RFID can have a huge impact in near field communication (NFC) and barcodes, which put together, can be a highly lucrative market. Walki 4E technology can greatly facilitate penetration of NFC antennas into the market on a large scale, primarily because of the low cost. The unique dry process technique enables combining fiber, polymer, plastics, and creating the substrate of the client’s choice with up to nine different polymers. This variety of options – not available with Walki Group’s competitors – can enable other exploratory applications, where the polymers best fitting the need can be chosen.”

Apart from RFID tag antennas, this technology can greatly benefit other applications such as photovoltaics, flexible batteries, flexible circuit boards, heat elements, and mobile handset antennas. Using Walki 4E technology, Walki Group has developed the Walki Pantenna, which is the first UHF RFID antenna that offers extensive possibilities for converting. It can be made of paper or even fabric and printed directly on a label or a hang tag. This easy conversion allows for high volumes delivering extremely efficient and economical production to the end users in applications such as labels, hang tags, and single trip tickets.

Walki 4E technology is an environment friendly process, as there are no chemicals used during its manufacture, and the process residue (metallic aluminum) is directly recyclable. The overall dry, low cost manufacturing process can encourage deploying the technology in markets previously unexplored.

“The low-cost parameter being manifold with Walki Group’s technology is definitely a boost to end users, especially in single trip ticketing, tags for library books, ready size labelling and apparel item level tracking,” says Mathew. “The Walki Group is able to rapidly provide any number of customised tag antennae, online quality control, and a high level of interactivity that ensures customer satisfaction.”

The potential for RFID in existing and emerging applications and replacement for barcodes is quite high; the market potential can be enhanced with wide scale adoption that is enabled by Walki’s customer-centric technology. The company, which employs over 1000 people, already has a combined annual net sale exceeding $398 million with production facilities in Finland, Germany, the Netherlands, Poland, UK, Russia and China, which enables it to easily penetrate major geographies around the world.

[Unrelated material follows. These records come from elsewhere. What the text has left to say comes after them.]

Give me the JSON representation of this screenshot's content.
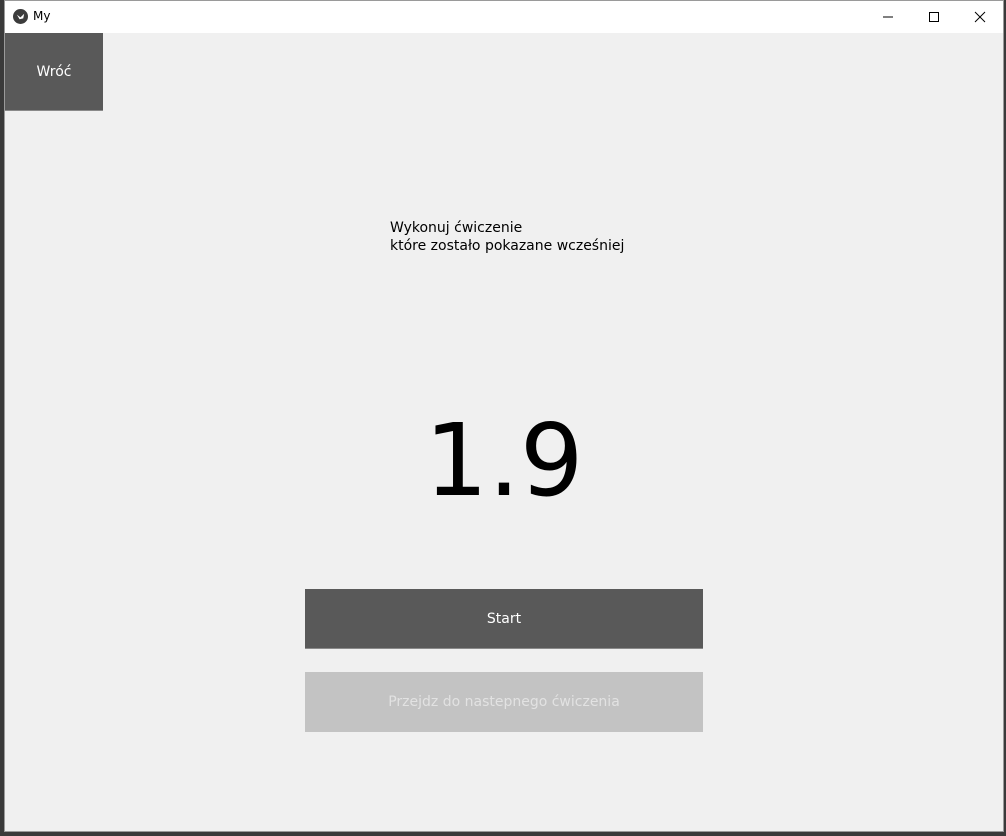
{
  "window": {
    "title": "My"
  },
  "nav": {
    "back_label": "Wróć"
  },
  "instruction": {
    "line1": "Wykonuj ćwiczenie",
    "line2": "które zostało pokazane wcześniej"
  },
  "timer": {
    "value": "1.9"
  },
  "actions": {
    "start_label": "Start",
    "next_label": "Przejdz do nastepnego ćwiczenia",
    "next_enabled": false
  },
  "icons": {
    "app": "kivy-logo-icon",
    "minimize": "minimize-icon",
    "maximize": "maximize-icon",
    "close": "close-icon"
  }
}
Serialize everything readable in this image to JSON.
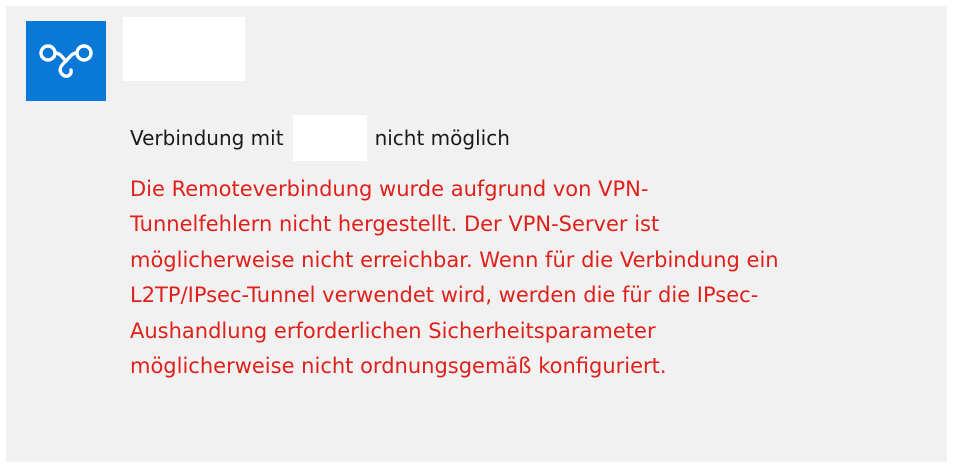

Based on all these factors, Frost & Sullivan is pleased to present Walki Group with the 2012 Frost & Sullivan Technology Innovation Award. Each year, Frost & Sullivan presents this award to a company that has demonstrated uniqueness in developing a technology, which significantly impacts both the functionality and the customer value of new products and applications. The award lauds the relevance of the innovation to the industry.

Frost & Sullivan’s Best Practices Awards recognize companies in a variety of regional and global markets for demonstrating outstanding achievement and superior performance in areas such as leadership, technological innovation, customer service, and strategic product development. Industry analysts compare market participants and measure performance through in-depth interviews, analysis, and extensive secondary research in order to identify best practices in the industry.